The last time the Hawks entered the playoffs as a No. 8 seed, it nonetheless was viewed as such a momentous occasion that coach Mike Woodson felt compelled to fulfill a promise and shave his head. We’ll never know if it was the result of some otherworldly spiritual energy emanating from Woodson’s globey head, but the 37-45 Hawks proceeded to stretch the 66-16 (and eventual league champion) Boston Celtics to a seven-game series, nearly pulling off one of the greatest upsets in NBA history.

So. Mike Budenholzer …

“No,” he said. “I have no plans to shave my head. I get enough flak about how big my forehead is.”

The Hawks are in the NBA playoffs. Shouting that from rooftops seems necessary in their home base because they’ve been relatively off the radar for months. It’s unfortunate because the Hawks have been one of the league’s more interesting stories, even with the fluctuating plot.

It’s Year 2 for general manager Danny Ferry and Year 1 for Budenholzer as coach. If there’s one player on the roster considered a certain piece for the future, it’s the one who’s been injured since December (Al Horford). Imagine living in a motor home while your house is being built. The Hawks are the motor home in this exercise, the San Antonio Spurs replica the fantasy blueprint.

But the Hawks haven’t been an easy out, and they don’t project as an easy out in this first-round series against Indiana. Against all dire projections after Horford’s exit, they kept winning games, as Budenholzer fought to help set a standard and create an identity. They lost other players, but kept hanging around the playoff race.

Eventually, the bottom fell out, or at least seemed to: eight consecutive losses and 14 in a stretch of 15 games dropped the Hawks out of the No. 8 seed and behind the New York Knicks with two weeks left in the season. But they closed with a 7-1 kick to make the playoffs.

The Hawks predominantly are viewed as a postseason afterthought. It happens when a team with the postseason field’s worst record of 38-44 — the Hawks’ record actually ranked 18th overall, behind even two non-playoff teams in the West — faces one that finished 56-26. Analysts see the Hawks’ recent 19-point win in Indianapolis and their split of the four-game season series as aberration.

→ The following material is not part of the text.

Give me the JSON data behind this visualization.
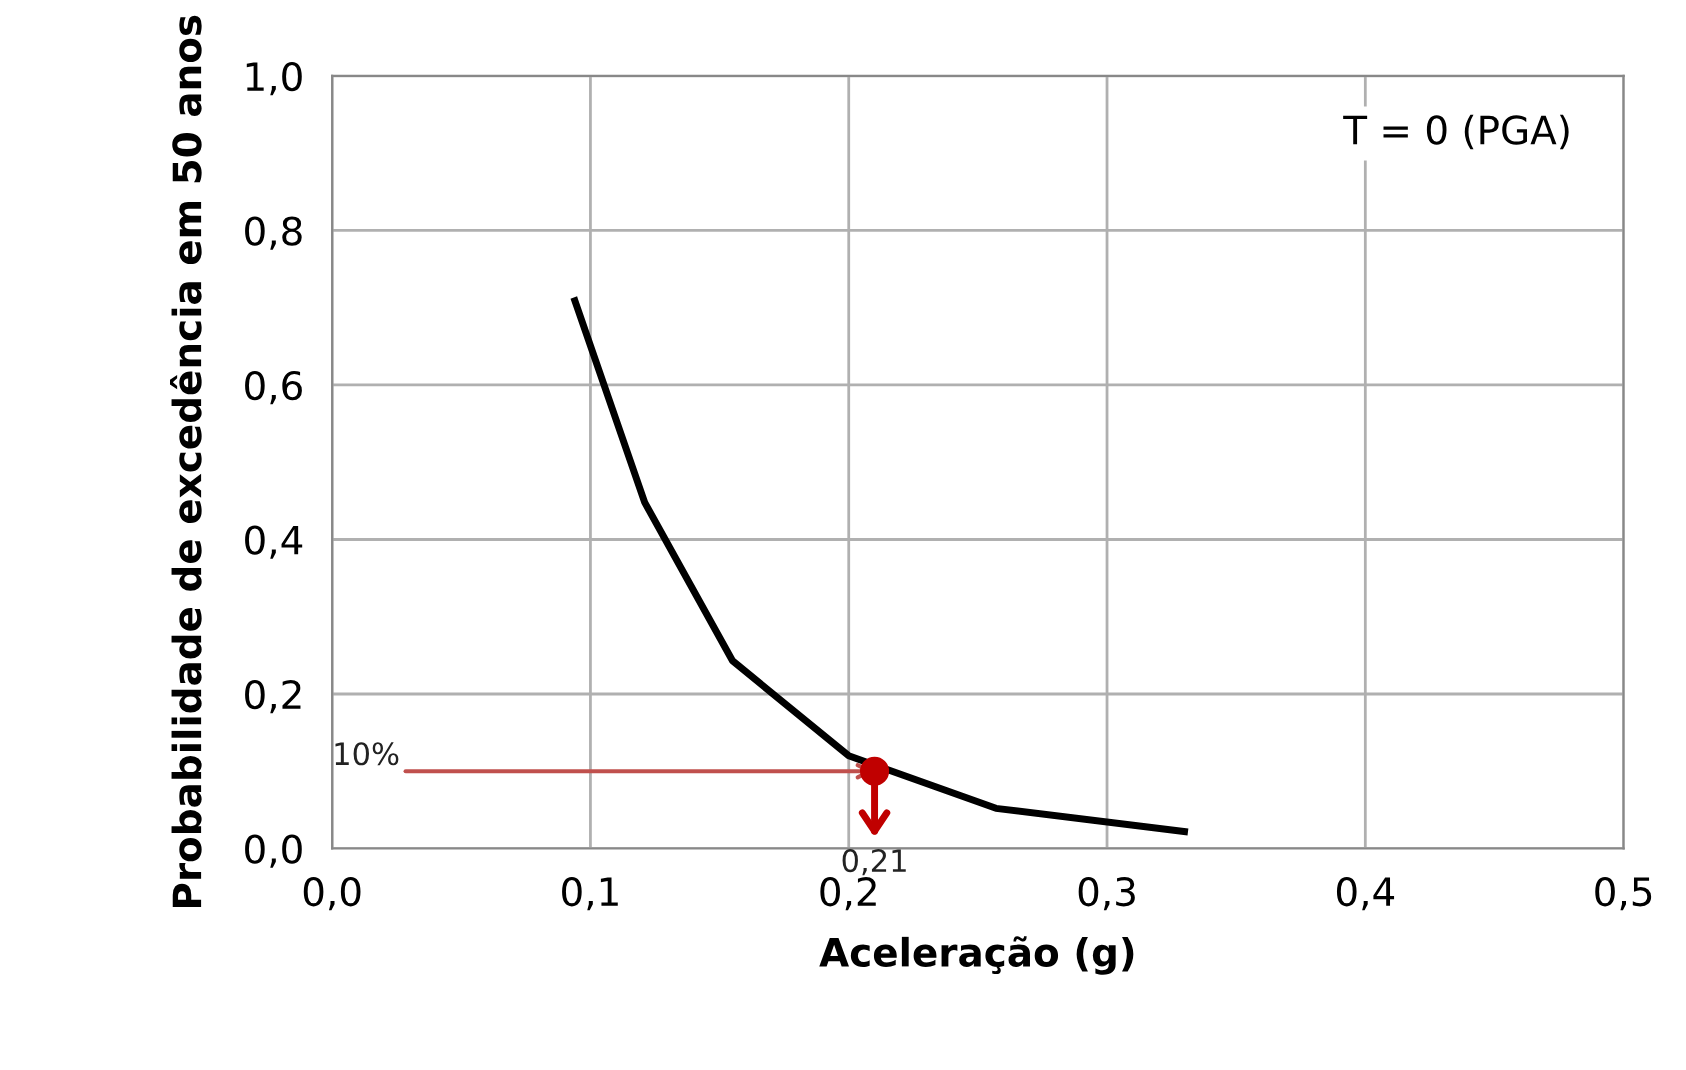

“That’s even better,” center Pero Antic said. “We don’t have anything to lose. We just have to show the people that we can play good basketball, team basketball, that we have fun playing together and we can compete throughout the series.”

“We use (the doubts) for motivation,” Elton Brand said. “No one gives a chance. No one gave us a chance the entire season, or at the end. We were losing. We were reeling. But we wanted that playoff slot.”

The Hawks remind me of a conversation I had in Las Vegas with late boxing trainer Emmanuel Steward following the weigh-in for the first Evander Holyfield-Mike Tyson fight. Tyson was an overwhelming favorite, but Steward was balking at placing a wager on the bout.

“Evander’s not a guy you ever bet against and feel comfortable,” he said.

The Hawks don’t scare anybody in April. But they didn’t scare anybody in December or January or March. What they do, they do well: play hard, share the ball, get in your face on defense and find improbable ways to survive.

They obviously have limitations. But Antic poses matchup problems for the Pacers because he’s a big man who can shoot from the outside, which forces the 7-2 Roy Hibbert to leave his relative sanctuary in the paint. Antic averaged 17 points on 72 percent shooting in two games against Indiana, 6.6 points on 40 percent shooting against everybody else.

Players and coaches normally don’t like to give away strategy, but this element is so obvious that Antic didn’t even try to hide it: “Hibbert is used to playing against bigger centers who like to play inside, so I’m going to try to keep him outside as much as possible.”

The Pacers started this season 25-5. They didn’t hit double-digits in losses until they had won 35. But they were wobbly down the stretch, going 10-13, including a 107-88 home loss to the Hawks (trailing 55-23 at halftime).

They started show some chemistry problems before the trade deadline. Then a trade that sent Danny Granger to Philadelphia for Evan Turner appeared to backfire. Some have wondered if coach Frank Vogel has lost the locker room. Hibbert called out teammates. Indy suddenly doesn’t project as a team that can knock off Miami.

That’s not the Hawks’ problem.

Brand was part of a Philadelphia team that upset No. 1-seeded Chicago two years ago (contributing factor: Derrick Rose was injured in Game 1).

“The mindset is that even though it’s No. 1 vs. No. 8, we’ve played pretty good against them for stretches,” Brand said. “So we have confidence.”

Enough to probably make Indiana feel uncomfortable.